A few weeks ago, Mitch Hemann rummaged through the deserted offices of a long-closed coffin factory when he discovered an old framed photo resting on a wall with other images. Instantly, he knew something special.
The giant impression, through a layer of dust that had made its way under the glass in a shattered frame, showed two men, one older, one middle-aged, and a young man, probably a teenager, under the porch of undeniable wood. . – Framed building. Another guy peeks out of the frame of a side window.
“Walk with the hairdresser 10c,” says a sign on the porch. Below is a sign: “Open. Same prices. Same crowd. “Part of this sign is hidden through a porch pole, but obviously you can read the rest: ‘New construction bigger than ever’.
The recovered bricks are stacked in front of a wall of the structure. And in giant lyrics published on the back of the photo is its maximum attractive clue: “May 10, 1901”.
Hemann, a senior archivist at the Jacksonville Historical Society, doesn’t know where the photograph comes from; He discovered it through the cleaning area at the coffin factory near the sports complex, a construction expected for a museum committed to Jacksonville’s history of music.
However, he temporarily understood what the photo represented: by the date published in it, it had been taken precisely a week after a monstrous chimney swept much of downtown Jacksonville, a mile-long, two-mile-long wall of flames.
The Great Fire of 1901 destroyed nearly 150 blocks and approximately 2,400 buildings, killing seven other people and leaving 10,000 homeless. When the sun went down on May 3, the other people in Lake City and Georgia can see a red glow in the distance. , marking the place where much of Jacksonville had disappeared into the fire.
From the archives: Jacksonville devastated by a maximum destructive conflagration (May 4, 1901)
From the Archives: The March of Fire in Jacksonville (May 4, 1901)
But the ruined city industries almost without delay had begun to make plans for reconstruction, which is seen in the photo.
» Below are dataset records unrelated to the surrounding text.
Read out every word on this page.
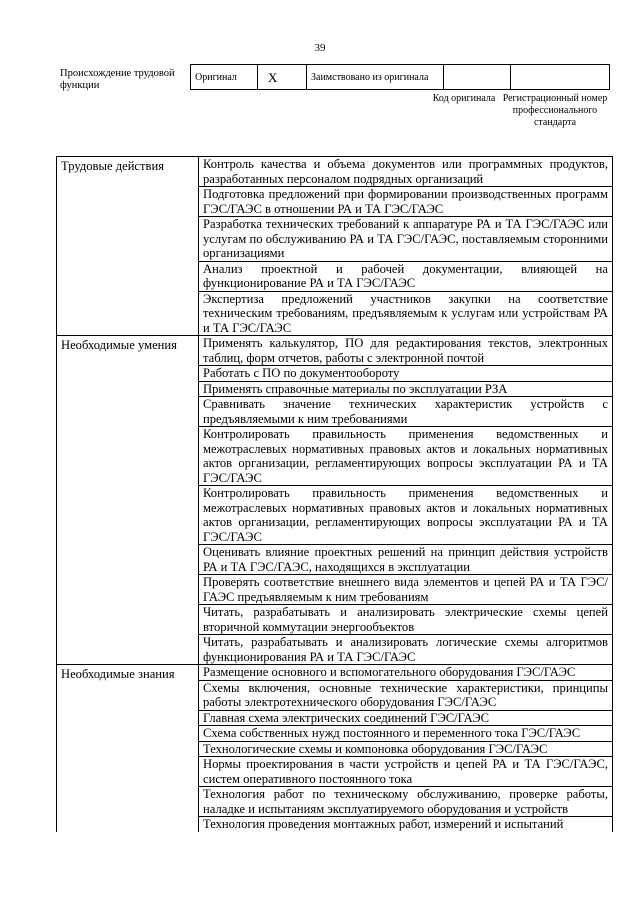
39
Происхождение трудовой функции
Оригинал	X	Заимствовано из оригинала		
Код оригинала Регистрационный номер профессионального стандарта
Трудовые действия	Контроль качества и объема документов или программных продуктов, разработанных персоналом подрядных организаций
	Подготовка предложений при формировании производственных программ ГЭС/ГАЭС в отношении РА и ТА ГЭС/ГАЭС
	Разработка технических требований к аппаратуре РА и ТА ГЭС/ГАЭС или услугам по обслуживанию РА и ТА ГЭС/ГАЭС, поставляемым сторонними организациями
	Анализ проектной и рабочей документации, влияющей на функционирование РА и ТА ГЭС/ГАЭС
	Экспертиза предложений участников закупки на соответствие техническим требованиям, предъявляемым к услугам или устройствам РА и ТА ГЭС/ГАЭС
Необходимые умения	Применять калькулятор, ПО для редактирования текстов, электронных таблиц, форм отчетов, работы с электронной почтой
	Работать с ПО по документообороту
	Применять справочные материалы по эксплуатации РЗА
	Сравнивать значение технических характеристик устройств с предъявляемыми к ним требованиями
	Контролировать правильность применения ведомственных и межотраслевых нормативных правовых актов и локальных нормативных актов организации, регламентирующих вопросы эксплуатации РА и ТА ГЭС/ГАЭС
	Контролировать правильность применения ведомственных и межотраслевых нормативных правовых актов и локальных нормативных актов организации, регламентирующих вопросы эксплуатации РА и ТА ГЭС/ГАЭС
	Оценивать влияние проектных решений на принцип действия устройств РА и ТА ГЭС/ГАЭС, находящихся в эксплуатации
	Проверять соответствие внешнего вида элементов и цепей РА и ТА ГЭС/ГАЭС предъявляемым к ним требованиям
	Читать, разрабатывать и анализировать электрические схемы цепей вторичной коммутации энергообъектов
	Читать, разрабатывать и анализировать логические схемы алгоритмов функционирования РА и ТА ГЭС/ГАЭС
Необходимые знания	Размещение основного и вспомогательного оборудования ГЭС/ГАЭС
	Схемы включения, основные технические характеристики, принципы работы электротехнического оборудования ГЭС/ГАЭС
	Главная схема электрических соединений ГЭС/ГАЭС
	Схема собственных нужд постоянного и переменного тока ГЭС/ГАЭС
	Технологические схемы и компоновка оборудования ГЭС/ГАЭС
	Нормы проектирования в части устройств и цепей РА и ТА ГЭС/ГАЭС, систем оперативного постоянного тока
	Технология работ по техническому обслуживанию, проверке работы, наладке и испытаниям эксплуатируемого оборудования и устройств
	Технология проведения монтажных работ, измерений и испытаний
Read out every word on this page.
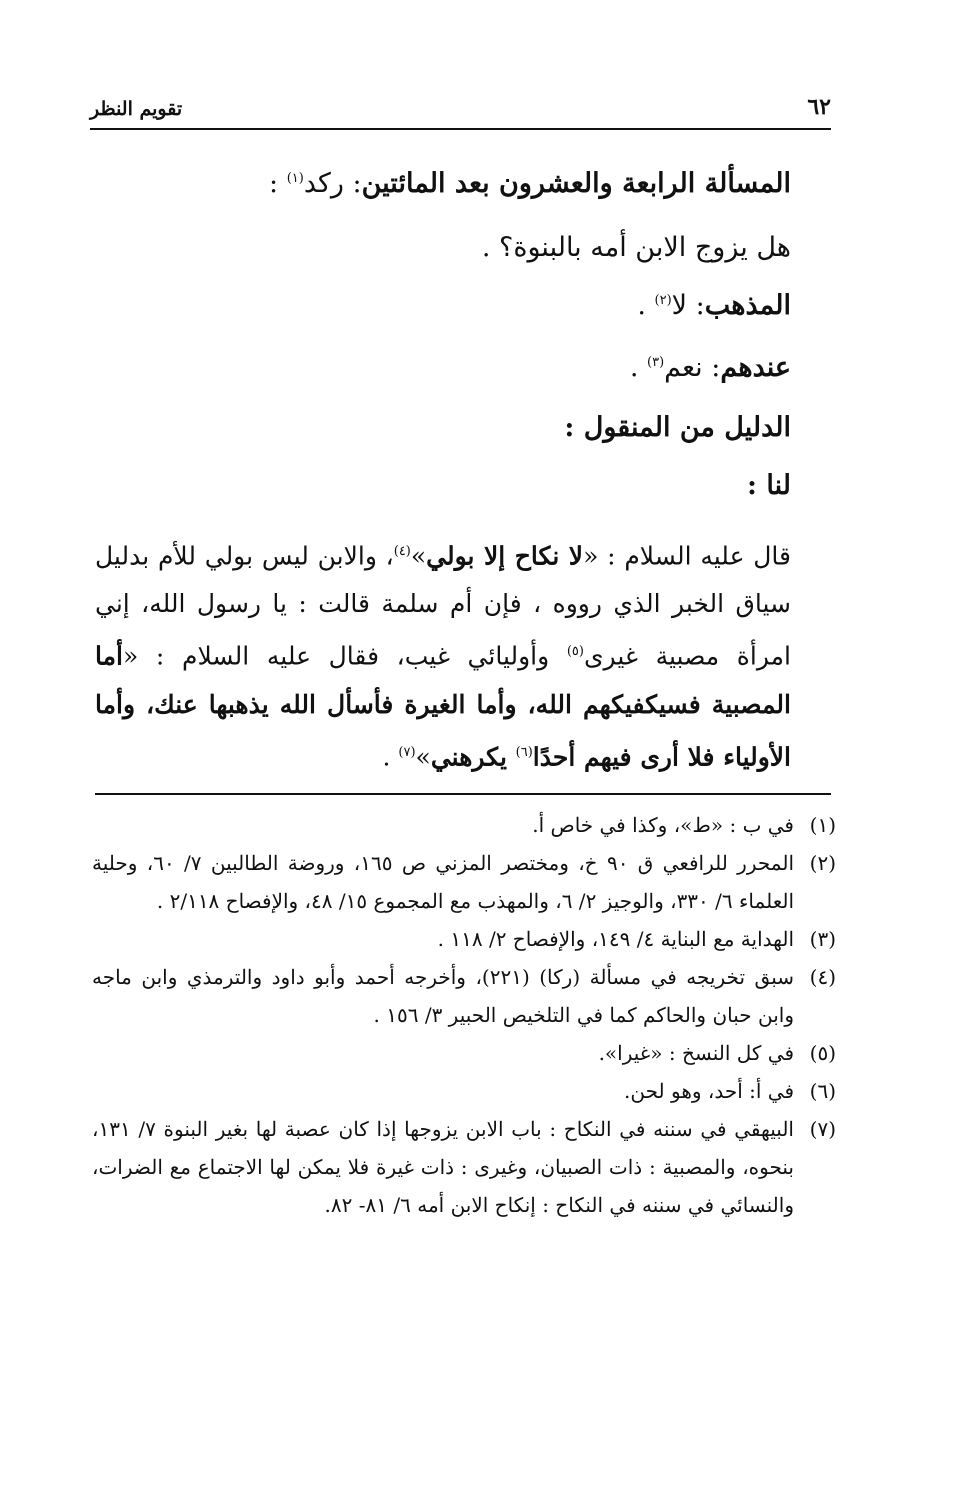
تقويم النظر	٦٢
المسألة الرابعة والعشرون بعد المائتين: ركد$^{(١)}$ :
هل يزوج الابن أمه بالبنوة؟ .
المذهب: لا$^{(٢)}$ .
عندهم: نعم$^{(٣)}$ .
الدليل من المنقول :
لنا :

قال عليه السلام : «لا نكاح إلا بولي»$^{(٤)}$، والابن ليس بولي للأم بدليل سياق الخبر الذي رووه ، فإن أم سلمة قالت : يا رسول الله، إني امرأة مصبية غيرى$^{(٥)}$ وأوليائي غيب، فقال عليه السلام : «أما المصبية فسيكفيكهم الله، وأما الغيرة فأسأل الله يذهبها عنك، وأما الأولياء فلا أرى فيهم أحدًا$^{(٦)}$ يكرهني»$^{(٧)}$ .

(١)
في ب : «ط»، وكذا في خاص أ.
(٢)
المحرر للرافعي ق ٩٠ خ، ومختصر المزني ص ١٦٥، وروضة الطالبين ٧/ ٦٠، وحلية العلماء ٦/ ٣٣٠، والوجيز ٢/ ٦، والمهذب مع المجموع ١٥/ ٤٨، والإفصاح ٢/١١٨ .
(٣)
الهداية مع البناية ٤/ ١٤٩، والإفصاح ٢/ ١١٨ .
(٤)
سبق تخريجه في مسألة (ركا) (٢٢١)، وأخرجه أحمد وأبو داود والترمذي وابن ماجه وابن حبان والحاكم كما في التلخيص الحبير ٣/ ١٥٦ .
(٥)
في كل النسخ : «غيرا».
(٦)
في أ: أحد، وهو لحن.
(٧)
البيهقي في سننه في النكاح : باب الابن يزوجها إذا كان عصبة لها بغير البنوة ٧/ ١٣١، بنحوه، والمصبية : ذات الصبيان، وغيرى : ذات غيرة فلا يمكن لها الاجتماع مع الضرات، والنسائي في سننه في النكاح : إنكاح الابن أمه ٦/ ٨١- ٨٢.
Hemann searched the city’s directories and decided that Crowd, the ten-cent barber, was Frank Crowd, a prominent black barber who later owned theaters in the LaVilla neighborhood.
In 1901, he had a hairdresser, with a white clientele, inside a brick construction at 17 W. Bay St. Known as the Building, it was destroyed in the Great Fire.
The city might have been in ruins, but its citizens still needed to cut their hair.
“What I see here is a businessman who happens to have rebuilt the place a week after the fire,” Hemann said. “The design is new, the appliance fresh, it has its signs there. “
Intrigued, Hemann alerted Wayne Wood, the general historian of ancient society, and showed him the photo, printed 30 x 40 inches.
“Wayne, ” he said, “is it imaginable that this guy would rebuild in the same place?That’s when Wayne turned around. “
Wood temporarily searched for the search and discovered that Crowd was born in Massachusetts in 1858 and that his father became a Union barber and served on the USS Rachel Seaman, a wooden schooner, during the Civil War.
At the time of the 1880 census, Crowd was in Boston; In 1885 he was in Jacksonville. Subsequent press reports indicated that he had opened his hairdresser in 1884. It has become an “engine and agitator in the black community,” Wood said, contributing cash to occasions and causes.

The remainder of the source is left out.